PAISAJE REVOLUCIONARIO

Por Israel Tolentino

Expongo en el espacio de casa Fugaz, la sala 100 del proyecto Monumental Callao, la muestra individual se titula “Paisaje revolucionario”. Lugar concedido por Leyla Aboudayeh a quien agradezco abismalmente.

El paisaje es entre nosotros, luego del destete, la madre sustituta. Si no son los médanos, los peces, el gris, la brisa y el mar de la taciturna costa, son los collarines blancos en las aserradas cuestas y caminos sobre hondos precipicios indomables de los andes o, la infinita, misteriosa, inextricable, ilusoria, serpenteante verde amazonia.

Lo revolucionario en Latinoamérica es un cuño desde las remotas conquistas, desembarcos por dondequiera de los estados colonizadores, así como desde la República, valgan las justificaciones: luchas económicas, sociales, ideológicas, etc. En la selva central peruana, Juan Santos Atahualpa y en tiempos recientes leyendas como Javier Heraud y Hugo Blanco, todos referentes que han alimentado el mito revolucionario.

El pasaje es parte de esta confrontación diaria, donde ha asumido la categoría de sujeto, es decir hoy en día la reyerta es: ser humano contra el paisaje. El territorio que le ha amamantado está expuesto a un sanguinario matricidio; entonces ser revolucionario en tiempos donde los edictos escriben ¡guerra! en mayúsculas, es la distopía perpetrada; contra la infamia de las batallas para cambiar o mantener un orden, queda el trabajo pedagógico de larguísima cosecha (sin certeza ni seguridad) y, es que cambiar conciencias, dejando de mirar la imagen reflejada en una copa de vino entre los dedos, es ir contra lo aprendido, es esperar a Godot.

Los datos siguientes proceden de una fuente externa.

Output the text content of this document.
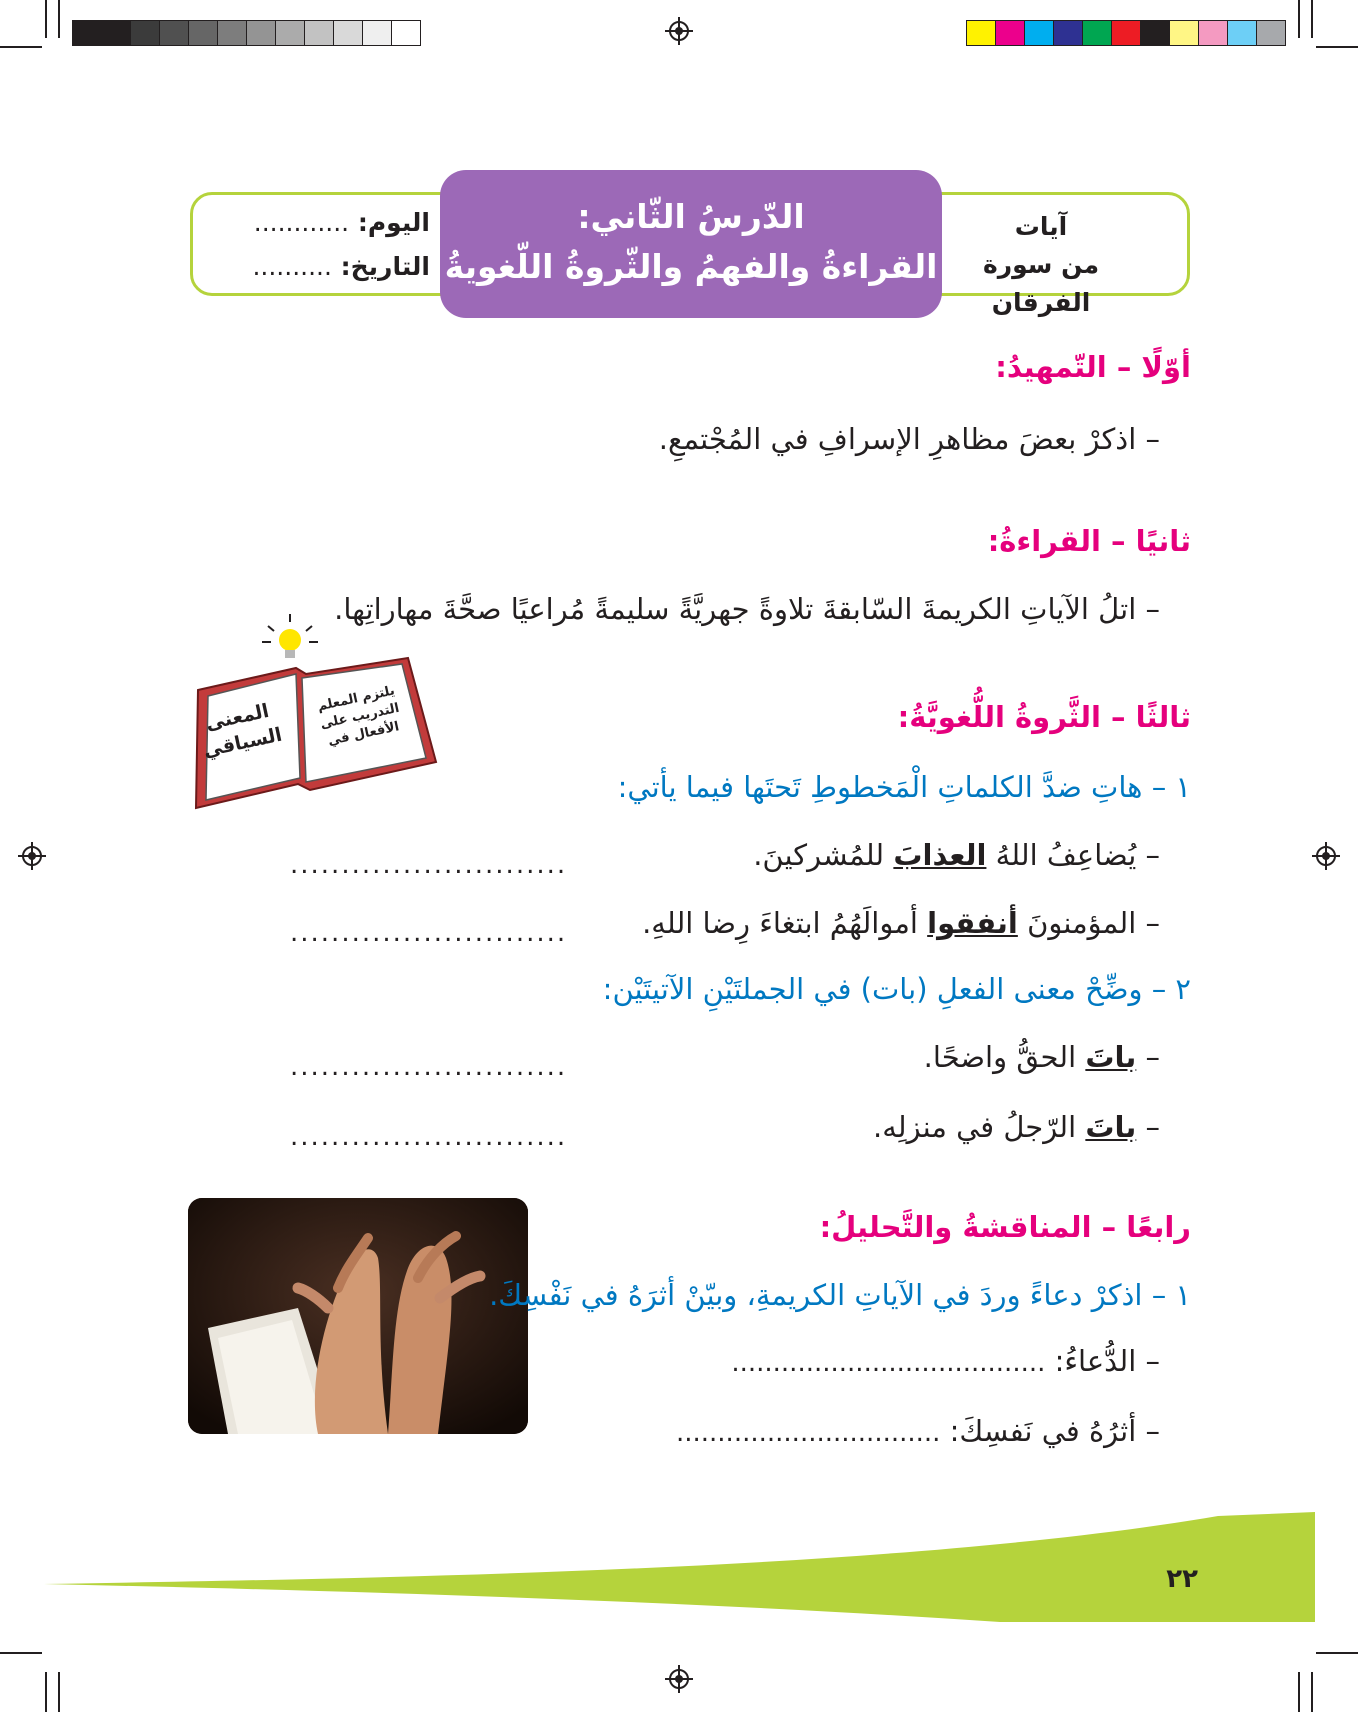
آيات
من سورة الفرقان
الدّرسُ الثّاني:
القراءةُ والفهمُ والثّروةُ اللّغويةُ
اليوم: ............
التاريخ: ..........
أوّلًا – التّمهيدُ:
– اذكرْ بعضَ مظاهرِ الإسرافِ في المُجْتمعِ.
ثانيًا – القراءةُ:
– اتلُ الآياتِ الكريمةَ السّابقةَ تلاوةً جهريَّةً سليمةً مُراعيًا صحَّةَ مهاراتِها.
المعنى السياقي
يلتزم المعلم التدريب على الأفعال في
ثالثًا – الثَّروةُ اللُّغويَّةُ:
١ – هاتِ ضدَّ الكلماتِ الْمَخطوطِ تَحتَها فيما يأتي:
– يُضاعِفُ اللهُ العذابَ للمُشركينَ.
...........................
– المؤمنونَ أنفقوا أموالَهُمُ ابتغاءَ رِضا اللهِ.
...........................
٢ – وضِّحْ معنى الفعلِ (بات) في الجملتَيْنِ الآتيتَيْن:
– باتَ الحقُّ واضحًا.
...........................
– باتَ الرّجلُ في منزلِه.
...........................
رابعًا – المناقشةُ والتَّحليلُ:
١ – اذكرْ دعاءً وردَ في الآياتِ الكريمةِ، وبيّنْ أثرَهُ في نَفْسِكَ.
– الدُّعاءُ: ......................................
– أثرُهُ في نَفسِكَ: ................................
٢٢
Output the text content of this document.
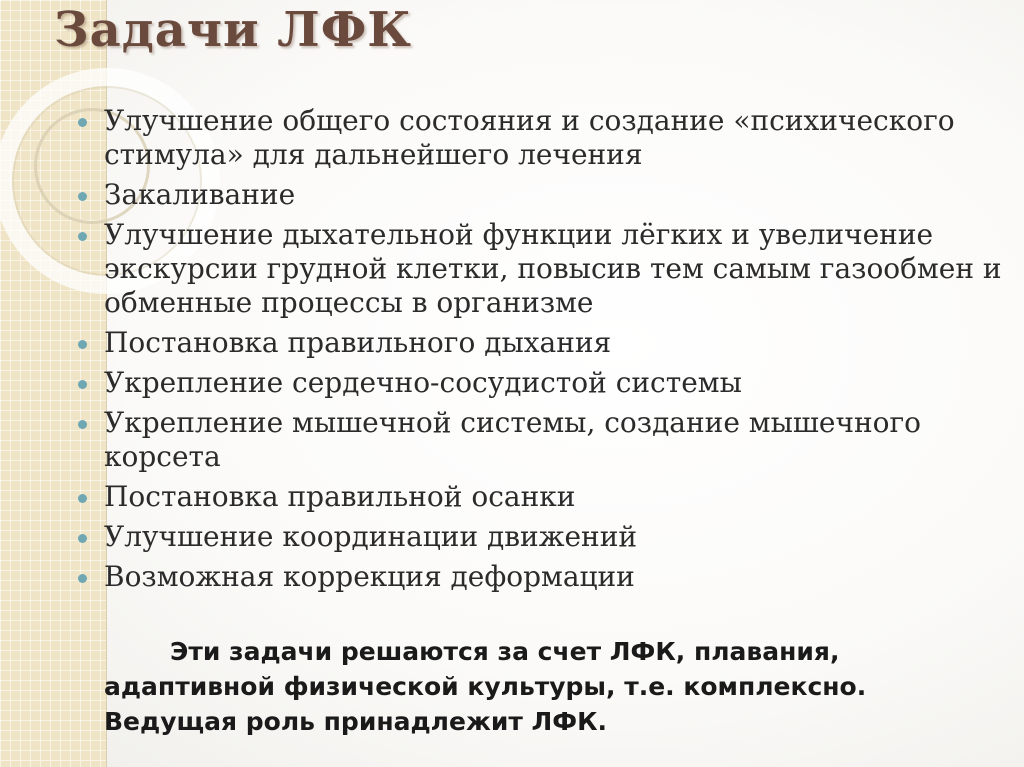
Задачи ЛФК
Улучшение общего состояния и создание «психического стимула» для дальнейшего лечения
Закаливание
Улучшение дыхательной функции лёгких и увеличение экскурсии грудной клетки, повысив тем самым газообмен и обменные процессы в организме
Постановка правильного дыхания
Укрепление сердечно-сосудистой системы
Укрепление мышечной системы, создание мышечного корсета
Постановка правильной осанки
Улучшение координации движений
Возможная коррекция деформации

Эти задачи решаются за счет ЛФК, плавания,
адаптивной физической культуры, т.е. комплексно.
Ведущая роль принадлежит ЛФК.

“Paisaje revolucionario” se aleja de las connotaciones ortodoxas de sí mismo (la línea de horizonte, arriba, abajo, perspectiva, etc.) para ir a una búsqueda donde lo plasmado es una construcción “realista” incitada por todos los sentidos, donde los ojos son un sentido más. La exposición en ciernes no tiene ninguna arenga, ni brazo tirante empuñando un arma o un hombre terminando con la libertad o vida de otro diferente.

Esta vuelta brusca para escudriñar desde otros frentes ha terminado por llegar al origen, al estudio y asimilación de la iconografía Yánesha, lejanos pobladores nómades de la selva central; comunidades que habían logrado una convivencia armónica con su paisaje, tomando los peces cuando eran necesarios, cazando de igual modo y dándose cuenta de cuando debían migrar; dejar que lo tomado vuelva a recuperarse. Ser fracción en la cadena alimenticia como el águila y el conejo.

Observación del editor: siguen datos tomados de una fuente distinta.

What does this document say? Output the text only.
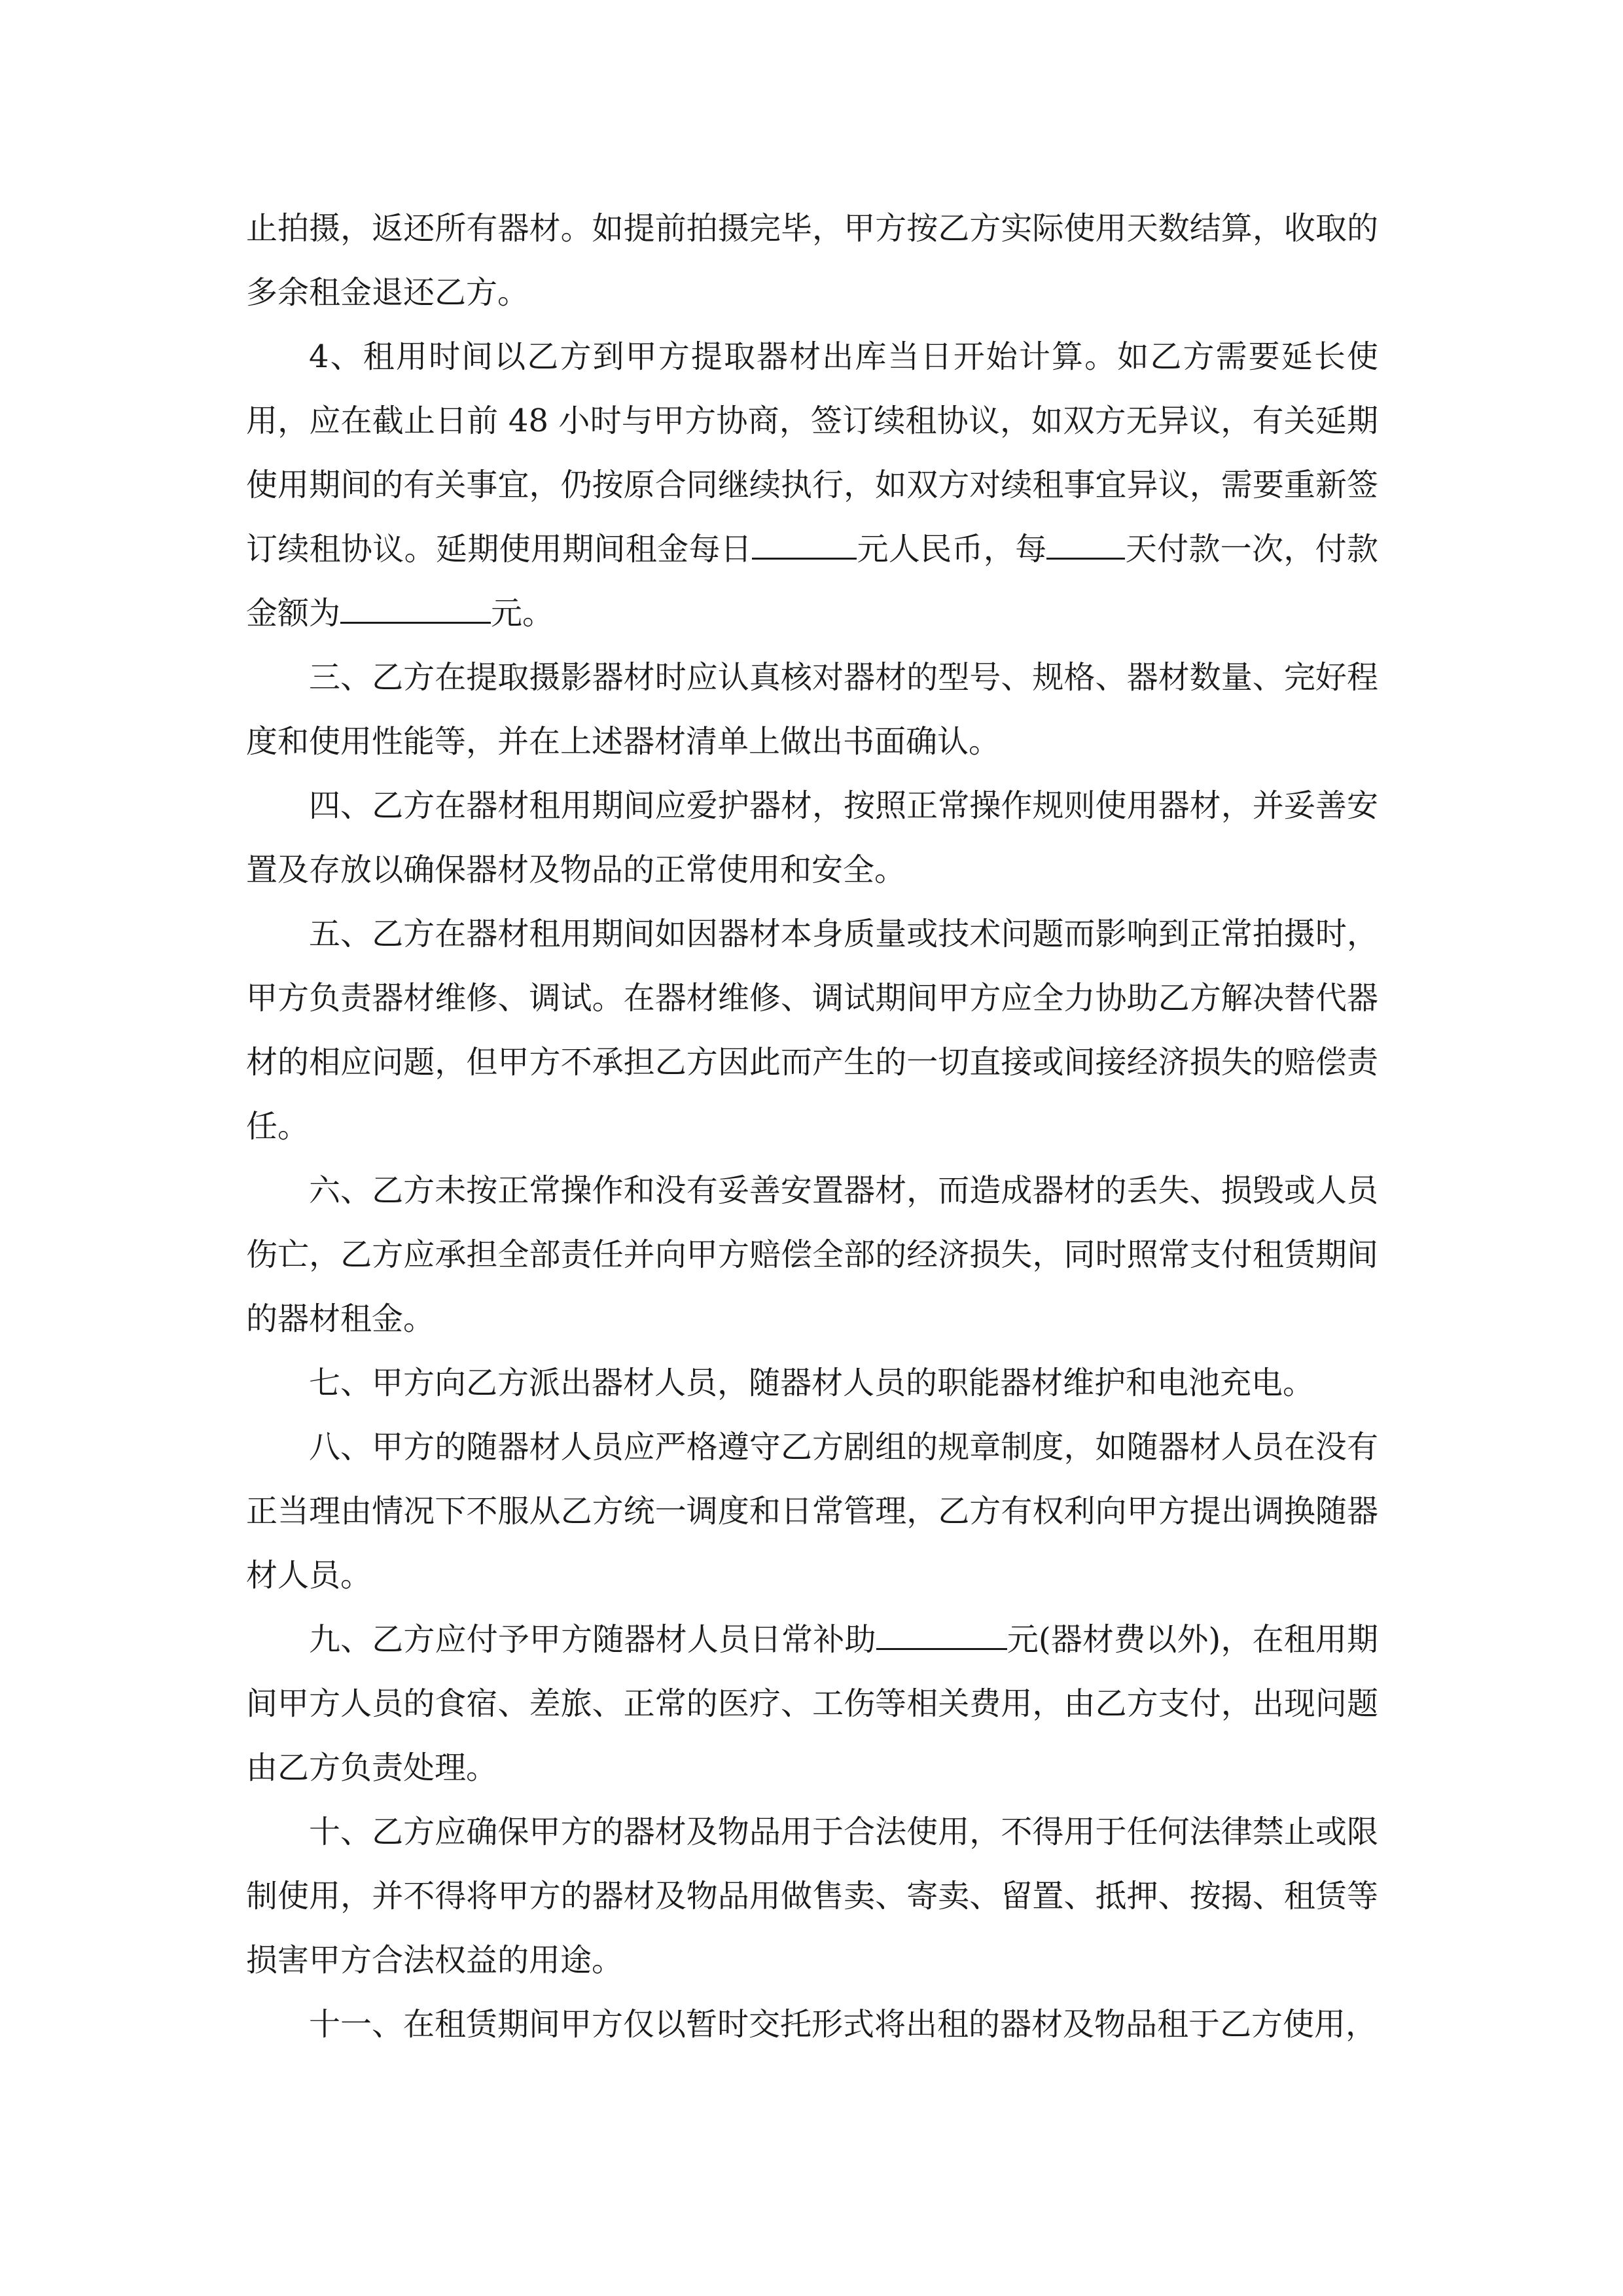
止拍摄，返还所有器材。如提前拍摄完毕，甲方按乙方实际使用天数结算，收取的多余租金退还乙方。

4、租用时间以乙方到甲方提取器材出库当日开始计算。如乙方需要延长使用，应在截止日前 48 小时与甲方协商，签订续租协议，如双方无异议，有关延期使用期间的有关事宜，仍按原合同继续执行，如双方对续租事宜异议，需要重新签订续租协议。延期使用期间租金每日	元人民币，每	天付款一次，付款金额为	元。

三、乙方在提取摄影器材时应认真核对器材的型号、规格、器材数量、完好程度和使用性能等，并在上述器材清单上做出书面确认。

四、乙方在器材租用期间应爱护器材，按照正常操作规则使用器材，并妥善安置及存放以确保器材及物品的正常使用和安全。

五、乙方在器材租用期间如因器材本身质量或技术问题而影响到正常拍摄时，甲方负责器材维修、调试。在器材维修、调试期间甲方应全力协助乙方解决替代器材的相应问题，但甲方不承担乙方因此而产生的一切直接或间接经济损失的赔偿责任。

六、乙方未按正常操作和没有妥善安置器材，而造成器材的丢失、损毁或人员伤亡，乙方应承担全部责任并向甲方赔偿全部的经济损失，同时照常支付租赁期间的器材租金。

七、甲方向乙方派出器材人员，随器材人员的职能器材维护和电池充电。

八、甲方的随器材人员应严格遵守乙方剧组的规章制度，如随器材人员在没有正当理由情况下不服从乙方统一调度和日常管理，乙方有权利向甲方提出调换随器材人员。

九、乙方应付予甲方随器材人员日常补助	元(器材费以外)，在租用期间甲方人员的食宿、差旅、正常的医疗、工伤等相关费用，由乙方支付，出现问题由乙方负责处理。

十、乙方应确保甲方的器材及物品用于合法使用，不得用于任何法律禁止或限制使用，并不得将甲方的器材及物品用做售卖、寄卖、留置、抵押、按揭、租赁等损害甲方合法权益的用途。

十一、在租赁期间甲方仅以暂时交托形式将出租的器材及物品租于乙方使用，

La revolución de hoy es entonces, retornar al origen, descontaminar la mirada. Cuando todo ha llegado a su fin toca retornar al inicio, buscarlo, escarbarlo, añorarlo. Plantearse una nueva lectura desde la convivencia pacífica y el análisis crítico. Las armas no sirven para nada, es la mente a la que hay que equilibrar.

La mayor parte de las 24 obras son formatos ovalados, formas usadas por la clase burguesa principalmente para enmarcar fotografías como síntoma de buen gusto, de estatus y afrancesamiento. Sobre ese soporte ovoidal y otros, en la Bellas Artes se han erguido formas y colores que hurtando iconografías ancestrales han terminado en juegos formales, repetitivos y monótonos. “Paisaje revolucionario” no es un juego formal, ni variantes de composiciones, ni homenaje a nada, es una apuesta por adentrarse en la mirada del poblador originario y abstraerse como él en el encuentro con su paisaje. Encontrarse en sus símbolos, líneas, significantes, comulgar con el gesto antiguo, donde los colores y las formas, así como los materiales ocupan al final la categoría de instrumentos que según las necesidades espirituales pueden ser reemplazados.

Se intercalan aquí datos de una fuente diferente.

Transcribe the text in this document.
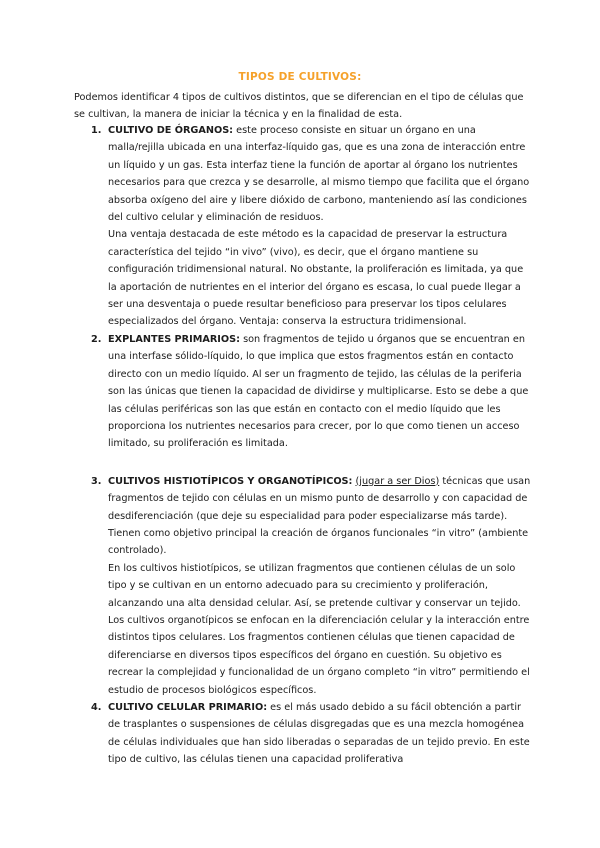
TIPOS DE CULTIVOS:

Podemos identificar 4 tipos de cultivos distintos, que se diferencian en el tipo de células que se cultivan, la manera de iniciar la técnica y en la finalidad de esta.

1. CULTIVO DE ÓRGANOS: este proceso consiste en situar un órgano en una malla/rejilla ubicada en una interfaz-líquido gas, que es una zona de interacción entre un líquido y un gas. Esta interfaz tiene la función de aportar al órgano los nutrientes necesarios para que crezca y se desarrolle, al mismo tiempo que facilita que el órgano absorba oxígeno del aire y libere dióxido de carbono, manteniendo así las condiciones del cultivo celular y eliminación de residuos.

Una ventaja destacada de este método es la capacidad de preservar la estructura característica del tejido “in vivo” (vivo), es decir, que el órgano mantiene su configuración tridimensional natural. No obstante, la proliferación es limitada, ya que la aportación de nutrientes en el interior del órgano es escasa, lo cual puede llegar a ser una desventaja o puede resultar beneficioso para preservar los tipos celulares especializados del órgano. Ventaja: conserva la estructura tridimensional.

2. EXPLANTES PRIMARIOS: son fragmentos de tejido u órganos que se encuentran en una interfase sólido-líquido, lo que implica que estos fragmentos están en contacto directo con un medio líquido. Al ser un fragmento de tejido, las células de la periferia son las únicas que tienen la capacidad de dividirse y multiplicarse. Esto se debe a que las células periféricas son las que están en contacto con el medio líquido que les proporciona los nutrientes necesarios para crecer, por lo que como tienen un acceso limitado, su proliferación es limitada.

3. CULTIVOS HISTIOTÍPICOS Y ORGANOTÍPICOS: (jugar a ser Dios) técnicas que usan fragmentos de tejido con células en un mismo punto de desarrollo y con capacidad de desdiferenciación (que deje su especialidad para poder especializarse más tarde). Tienen como objetivo principal la creación de órganos funcionales “in vitro” (ambiente controlado).

En los cultivos histiotípicos, se utilizan fragmentos que contienen células de un solo tipo y se cultivan en un entorno adecuado para su crecimiento y proliferación, alcanzando una alta densidad celular. Así, se pretende cultivar y conservar un tejido. Los cultivos organotípicos se enfocan en la diferenciación celular y la interacción entre distintos tipos celulares. Los fragmentos contienen células que tienen capacidad de diferenciarse en diversos tipos específicos del órgano en cuestión. Su objetivo es recrear la complejidad y funcionalidad de un órgano completo “in vitro” permitiendo el estudio de procesos biológicos específicos.

4. CULTIVO CELULAR PRIMARIO: es el más usado debido a su fácil obtención a partir de trasplantes o suspensiones de células disgregadas que es una mezcla homogénea de células individuales que han sido liberadas o separadas de un tejido previo. En este tipo de cultivo, las células tienen una capacidad proliferativa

Prestar atención al paisaje y aprehender sobrepasa el canon occidental, en la visión Yánesha, una seguidilla de diagonales rodeando un rombo puede describir las piedritas a orillas del río, la pintura cubre el cuerpo como una piel sobre la piel, es un hallazgo sorprendente el movimiento, una necesidad de animar los signos.

Tener la mirada despercudida del icono, del relato narrativo es un proceso largo, pero no imposible, la certeza de hallarse en el centro de los objetos que han dado sustancia a esas líneas y color monocromático es un reto, quedan la paciencia, constancia, la observación y sobre todo vivir.

Volver a reflexionar desde el origen no es una fórmula segura ni solución, pero si puede ser un tropezón en estos tiempos liminales (Pozuzo, diciembre 2023).